Se amanhã eu não voltar p'ra casa,
Que me recordem nos versos guardados.
Guarda as minhas palavras em caixas na sala,
Pa' se um dia eu não aparecer. (Menino da Mamã, Piruka)

Palavras que ficam, ecoam e rezam,
Mesmo quando os corpos já não se pesam.
O peso da máquina do tempo, despenso a ginástica
Que leva o ódio pro' pódio, não posso viver nessa prática.
É para evitar os destroços dos nossos, (Chá Preto, T-Rex)
Que no ar, te procuro diante da lástima.
Procuro-te enquanto canto.
Sentia a atração mas já não resistia,
Pois agora sabia que te perderia uma dia. (Quantos Dias, ProfJam)

Ainda assim nas palavras encontro o encanto…

Se tu tens tanto para ganhar, 
Porque é que apostas em perder?
Sei que tou farto de avisar mas mesmo assim volto a dizer, (Não É Só Chorar, Dillaz)
Quem ama arrisca, mesmo sabendo que pode doer.

Estas letras funcionam como uma conversa íntima, onde somos convidados a sentir, a questionar e até a confrontar-nos com as nossas próprias vivências. É no espaço entre o dito e o não-dito, entre o verso e a ligação que criamos na nossa própria mente, que o rap se revela transformador. Fala connosco, não apenas a partir do artista, mas com a nossa própria capacidade de interpretar e de refletir com aquilo que ressoa dentro de nós. Ler nas suas entrelinhas é fazer coexistir a poesia, dor e esperança e perceber que cada letra, por mais crua que pareça, carrega uma profundidade capaz de nos tocar como nada antes tocou.


Rapública foi a primeira compilação de rap português. Lançada em 1994, alcançou a certificação de Disco de Prata. O movimento que originou esta compilação, considerada o primeiro álbum de rap português, teve raízes profundas na Margem Sul do Tejo, em locais como Almada, Barreiro, Amora e Seixal.
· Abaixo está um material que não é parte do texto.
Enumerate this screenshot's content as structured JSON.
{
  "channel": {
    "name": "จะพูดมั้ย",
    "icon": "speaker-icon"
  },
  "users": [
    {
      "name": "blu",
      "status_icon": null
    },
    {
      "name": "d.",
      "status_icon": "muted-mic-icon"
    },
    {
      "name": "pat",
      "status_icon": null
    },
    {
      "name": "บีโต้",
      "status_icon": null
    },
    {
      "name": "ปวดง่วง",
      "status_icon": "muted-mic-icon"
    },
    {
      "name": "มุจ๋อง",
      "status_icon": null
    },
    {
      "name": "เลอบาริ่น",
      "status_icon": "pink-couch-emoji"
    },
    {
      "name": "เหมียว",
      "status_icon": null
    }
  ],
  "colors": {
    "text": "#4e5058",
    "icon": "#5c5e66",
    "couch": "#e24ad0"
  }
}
Em regiões marcadas pela forte presença de comunidades cabo-verdianas, o hip-hop floresceu como expressão cultural e resistência social.

Capa original do álbum

Mais do que uma antologia, Rapública abriu caminho para uma geração inteira de artistas que viriam a definir o rap nacional. A partir dela, nomes como Boss AC e Black Company, ganharam projeção e serviram de impulso à consolidação do hip-hop português.

Rap declama-se à sociedade, ainda que lhe tapem os ouvidos. É neste confronto entre o real e o simbólico que o rap ganha a sua força: não suaviza a verdade, mas também não se limita à sombra.

Rap é história, resistência, verdade.

Grito que vive, que parte e que reparte.

Uma só voz, um só mundo, uma só arte.

Este artigo de opinião é da pura responsabilidade da autora, não representando as posições do desacordo ou dos seus afiliados.